Shadamehr strode forthrightly in
to the gray nothingness and woke to find the ork shaman picking him up in her powerful arms with the avowed intention of tossing him into the sea.
After much earnest pleading, Griffith persuaded Quai-ghai that she should not immediately heave the groggy and disoriented baron over the taffrail. Griffith argued strenuously with both her and the captain, trying to persuade them that Shadamehr had not been dabbling in Void magic, as Quai-ghai believed. Shadamehr was “tainted by Void,” a condition that did afflict those who cast Void magic, but which could, on rare occasions, happen to those unfortunate enough to have been on the receiving end of an extremely powerful Void spell.
Orks fear and detest Void magic, and Griffith might not have succeeded in persuading them, had not the ship’s cat—an enormous gray-blue male with golden eyes—rubbed his head against Shadamehr’s leg, looked up at him, and meowed.
Kal-Gah looked speculatively at Quai-ghai. Orks are very fond of cats, and every orken vessel has several.
“Nikk likes him,” said Kal-Gah, petting the cat.
“True,” said Quai-ghai. “A good omen. He may stay.”
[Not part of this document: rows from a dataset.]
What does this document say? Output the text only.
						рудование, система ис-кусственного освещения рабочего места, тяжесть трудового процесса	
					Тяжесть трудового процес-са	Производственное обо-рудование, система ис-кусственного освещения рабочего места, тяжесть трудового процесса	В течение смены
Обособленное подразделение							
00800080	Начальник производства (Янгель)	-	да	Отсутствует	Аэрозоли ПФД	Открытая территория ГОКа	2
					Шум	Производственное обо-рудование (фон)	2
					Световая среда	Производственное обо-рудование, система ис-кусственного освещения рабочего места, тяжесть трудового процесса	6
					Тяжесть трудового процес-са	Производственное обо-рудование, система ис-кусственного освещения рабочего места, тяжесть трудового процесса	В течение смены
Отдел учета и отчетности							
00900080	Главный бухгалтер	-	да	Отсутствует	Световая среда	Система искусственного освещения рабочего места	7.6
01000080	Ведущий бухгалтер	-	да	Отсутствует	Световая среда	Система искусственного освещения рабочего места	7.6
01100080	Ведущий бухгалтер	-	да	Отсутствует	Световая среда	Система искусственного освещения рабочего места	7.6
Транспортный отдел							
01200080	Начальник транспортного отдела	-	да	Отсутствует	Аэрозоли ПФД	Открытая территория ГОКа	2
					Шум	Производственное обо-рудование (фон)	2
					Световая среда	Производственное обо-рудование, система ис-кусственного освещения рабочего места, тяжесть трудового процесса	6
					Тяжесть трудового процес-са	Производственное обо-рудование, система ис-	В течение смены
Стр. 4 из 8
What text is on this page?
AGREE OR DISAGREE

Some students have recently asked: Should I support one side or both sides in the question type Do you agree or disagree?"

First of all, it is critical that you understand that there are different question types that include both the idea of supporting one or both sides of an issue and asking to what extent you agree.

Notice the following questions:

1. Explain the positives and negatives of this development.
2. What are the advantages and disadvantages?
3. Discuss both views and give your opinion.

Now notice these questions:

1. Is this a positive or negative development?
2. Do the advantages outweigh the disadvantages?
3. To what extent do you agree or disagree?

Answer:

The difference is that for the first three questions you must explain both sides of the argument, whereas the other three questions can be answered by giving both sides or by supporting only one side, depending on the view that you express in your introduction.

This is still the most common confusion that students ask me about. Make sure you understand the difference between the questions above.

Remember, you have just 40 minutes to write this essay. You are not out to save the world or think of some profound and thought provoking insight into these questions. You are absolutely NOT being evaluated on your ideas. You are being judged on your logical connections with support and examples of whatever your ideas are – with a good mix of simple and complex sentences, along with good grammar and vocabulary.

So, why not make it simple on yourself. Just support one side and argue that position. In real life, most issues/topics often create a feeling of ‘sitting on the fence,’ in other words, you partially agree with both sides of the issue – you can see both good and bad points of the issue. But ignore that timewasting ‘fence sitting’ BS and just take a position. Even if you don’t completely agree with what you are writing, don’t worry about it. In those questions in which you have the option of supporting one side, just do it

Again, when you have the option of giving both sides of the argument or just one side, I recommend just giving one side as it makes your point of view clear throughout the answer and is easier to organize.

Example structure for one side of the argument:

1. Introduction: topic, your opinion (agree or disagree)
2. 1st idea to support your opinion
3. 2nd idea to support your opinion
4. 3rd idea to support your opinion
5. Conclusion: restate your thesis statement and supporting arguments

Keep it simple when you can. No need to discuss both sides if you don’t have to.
The question of how Shadamehr had come in contact with powerful Void magic intrigued Griffith. He would have liked to question him, but the baron was obviously in no condition to be discussing anything. Griffith assisted the stumbling, groaning Shadamehr back to his rest. The baron fell into bed facefirst. He reached out his hand to touch the knapsack reassuringly and, after that, did not move.
Griffith cast a spell over Alise, as she lay sleeping, and found that she was also tainted by Void. He knew from gossip around the baron’s keep that Alise had once been a member of the Order of Inquisitors, the only members of the Church permitted to learn Void. He recalled that Alise had cast a Void spell in order to rescue them from the palace guard. Even such a simple spell as reducing iron bars to iron shavings would have left her tainted by Void, plus given her the nasty side effects that come with the use of Void magic.